Upon his return to the kingdom, the removed mountain tribe Jabari’s leader, M’Baku (Winston Duke) challenges the next-in-line to ritual combat. As is tradition, T’Challa must surrender his Black Panther power and fight M’Baku in hand-to-hand combat. In a brutal battle, T’Challa earns his place on the throne, regains his Black Panther power and his rule begins as secrets begin to unfold.

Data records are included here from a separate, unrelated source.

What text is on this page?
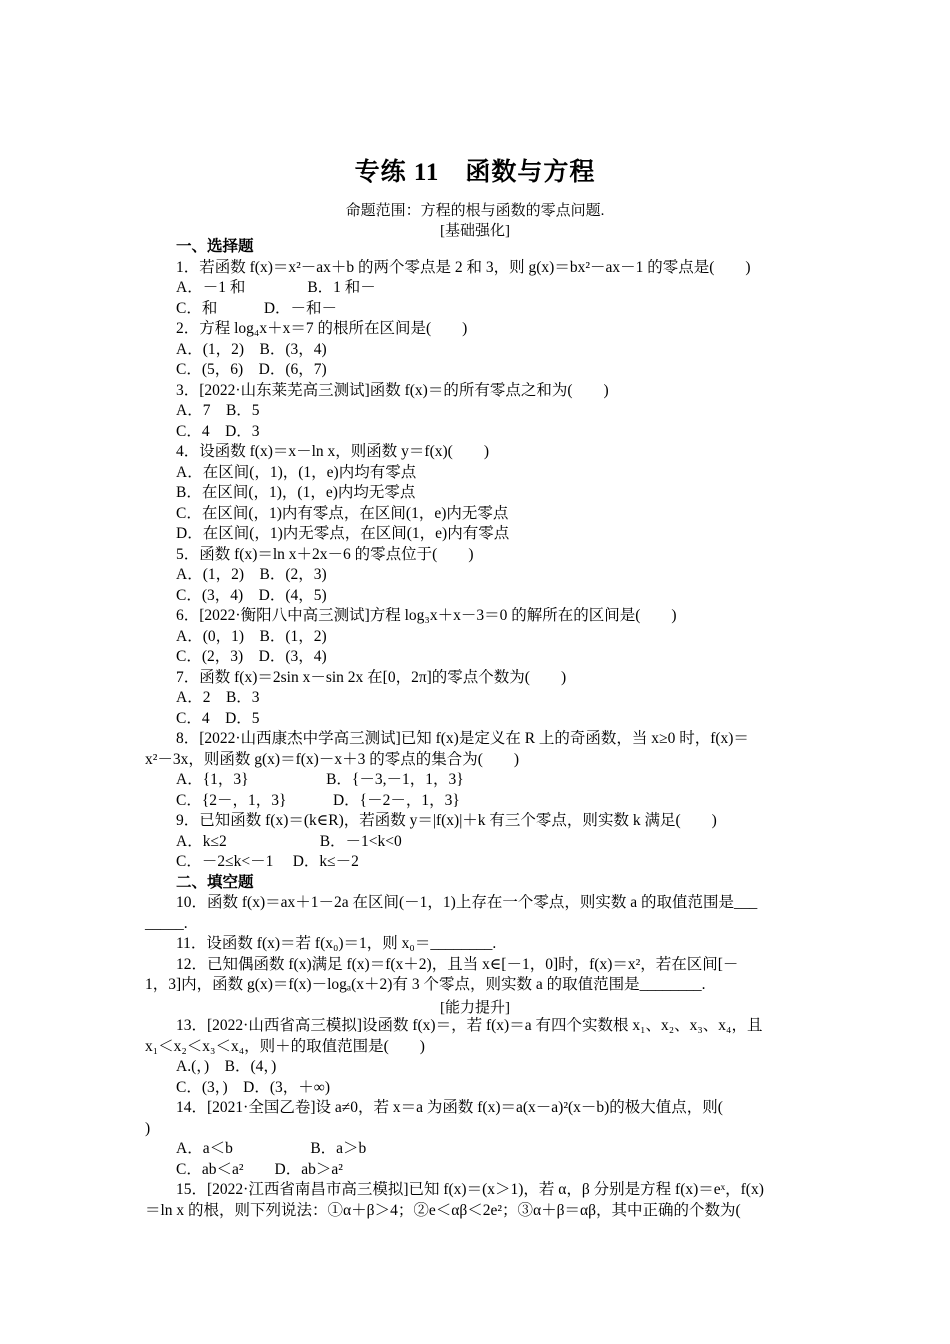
专练 11　函数与方程
命题范围：方程的根与函数的零点问题.
[基础强化]
一、选择题
1．若函数 f(x)＝x²－ax＋b 的两个零点是 2 和 3，则 g(x)＝bx²－ax－1 的零点是(　　)
A．－1 和　　　　B．1 和－
C．和　　　D．－和－
2．方程 log₄x＋x＝7 的根所在区间是(　　)
A．(1，2)　B．(3，4)
C．(5，6)　D．(6，7)
3．[2022·山东莱芜高三测试]函数 f(x)＝的所有零点之和为(　　)
A．7　B．5
C．4　D．3
4．设函数 f(x)＝x－ln x，则函数 y＝f(x)(　　)
A．在区间(，1)，(1，e)内均有零点
B．在区间(，1)，(1，e)内均无零点
C．在区间(，1)内有零点，在区间(1，e)内无零点
D．在区间(，1)内无零点，在区间(1，e)内有零点
5．函数 f(x)＝ln x＋2x－6 的零点位于(　　)
A．(1，2)　B．(2，3)
C．(3，4)　D．(4，5)
6．[2022·衡阳八中高三测试]方程 log₃x＋x－3＝0 的解所在的区间是(　　)
A．(0，1)　B．(1，2)
C．(2，3)　D．(3，4)
7．函数 f(x)＝2sin x－sin 2x 在[0，2π]的零点个数为(　　)
A．2　B．3
C．4　D．5
8．[2022·山西康杰中学高三测试]已知 f(x)是定义在 R 上的奇函数，当 x≥0 时，f(x)＝
x²－3x，则函数 g(x)＝f(x)－x＋3 的零点的集合为(　　)
A．{1，3}　　　　　B．{－3,－1，1，3}
C．{2－，1，3}　　　D．{－2－，1，3}
9．已知函数 f(x)＝(k∈R)，若函数 y＝|f(x)|＋k 有三个零点，则实数 k 满足(　　)
A．k≤2　　　　　　B．－1<k<0
C．－2≤k<－1　 D．k≤－2
二、填空题
10．函数 f(x)＝ax＋1－2a 在区间(－1，1)上存在一个零点，则实数 a 的取值范围是___
_____.
11．设函数 f(x)＝若 f(x₀)＝1，则 x₀＝________.
12．已知偶函数 f(x)满足 f(x)＝f(x＋2)，且当 x∈[－1，0]时，f(x)＝x²，若在区间[－
1，3]内，函数 g(x)＝f(x)－logₐ(x＋2)有 3 个零点，则实数 a 的取值范围是________.
[能力提升]
13．[2022·山西省高三模拟]设函数 f(x)＝，若 f(x)＝a 有四个实数根 x₁、x₂、x₃、x₄，且
x₁＜x₂＜x₃＜x₄，则＋的取值范围是(　　)
A.(，)　B．(4，)
C．(3，)　D．(3，＋∞)
14．[2021·全国乙卷]设 a≠0，若 x＝a 为函数 f(x)＝a(x－a)²(x－b)的极大值点，则(
)
A．a＜b　　　　　B．a＞b
C．ab＜a²　　D．ab＞a²
15．[2022·江西省南昌市高三模拟]已知 f(x)＝(x＞1)，若 α，β 分别是方程 f(x)＝eˣ，f(x)
＝ln x 的根，则下列说法：①α＋β＞4；②e＜αβ＜2e²；③α＋β＝αβ，其中正确的个数为(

Ulysses Klaue (Andy Serkis), an arms dealer who previously escaped Wakanda with vibranium, who first appeared in “Avengers: Age Of Ultron,” returns to assist a young man, Erik Stevens (Michael B. Jordan) to steal a Wakandan piece from a museum. We also learn of Klaue’s history with Wakanda, working secretly with T’Chaka’s brother N’Jobu, undercover in Oakland, California, in the 1990s, to help secure the stolen vibranium.

T’Challa, his girlfriend Nakia (Lupita Nyong’o), the general of his army Okoye (Danai Gurira) and his technological genius sister, Shuri (Letitia Wright) learn of Klaue’s plan to sell the museum piece in South Korea and head out to take him down — dead or alive. When they make their way into the secret club, T’Challa runs into CIA agent Ross (Martin Freeman), who previously handled the initial arrest of Winter Soldier following his alleged murder of King T’Chaka. When a firefight erupts, Klaue and his team escape into the streets with T’Challa and his crew using their technology-enhanced vehicles to chase them down.

Klaue is eventually captured by the Black Panther and handed over to Ross for questioning. Klaue reveals to Ross the truth about the “poor nation” of Wakanda and is freed from captivity by Stevens, whom we learn is a U.S. Black Ops soldier, now calling himself Killmonger.

Killmonger is now bent on getting to Wakanda to challenge T’Challa for his throne, convinced that he has a right to the throne of the country.

While the acting is solid, it’s the story itself, offering a bit of a look back at the history of this Wakandan world, while remaining in the present for the most part, mixed with brilliant colors and landscaping which bring the world to life. And like most Marvel films, which use many crossover characters, even characters in smaller roles, the story stays very unique and independent to its own story. Despite the crossover involving previously revealed characters, make no mistake, “Black Panther” is very much its own film in its very own style.

Also, two great actors lend their support in smaller roles. Angela Bassett plays Ramonda, mother of T’Challa; and Forest Whitaker portrays Zuri, kind of a tribal religious leader and shaman.

Although I don’t know if I would call it Marvel’s best as other critics have, I will confidently say, you won’t be disappointed and it will certainly count among your Marvel favorites.


On a scale of 5 popcorn buckets, “Black Panther” loads up 4 tubs of deliciously seasoned and expertly popped corn. Strong story combined with beautiful visuals help audiences learn more about the defender of Wakanda’s struggle as he ascends to king. Great message about powerful country using its resources to impact the world. MPAA rating: PG-13. Running time: 2 hours, 14 minutes. This film was reviewed at Southpark 7 Theatres in Spencer.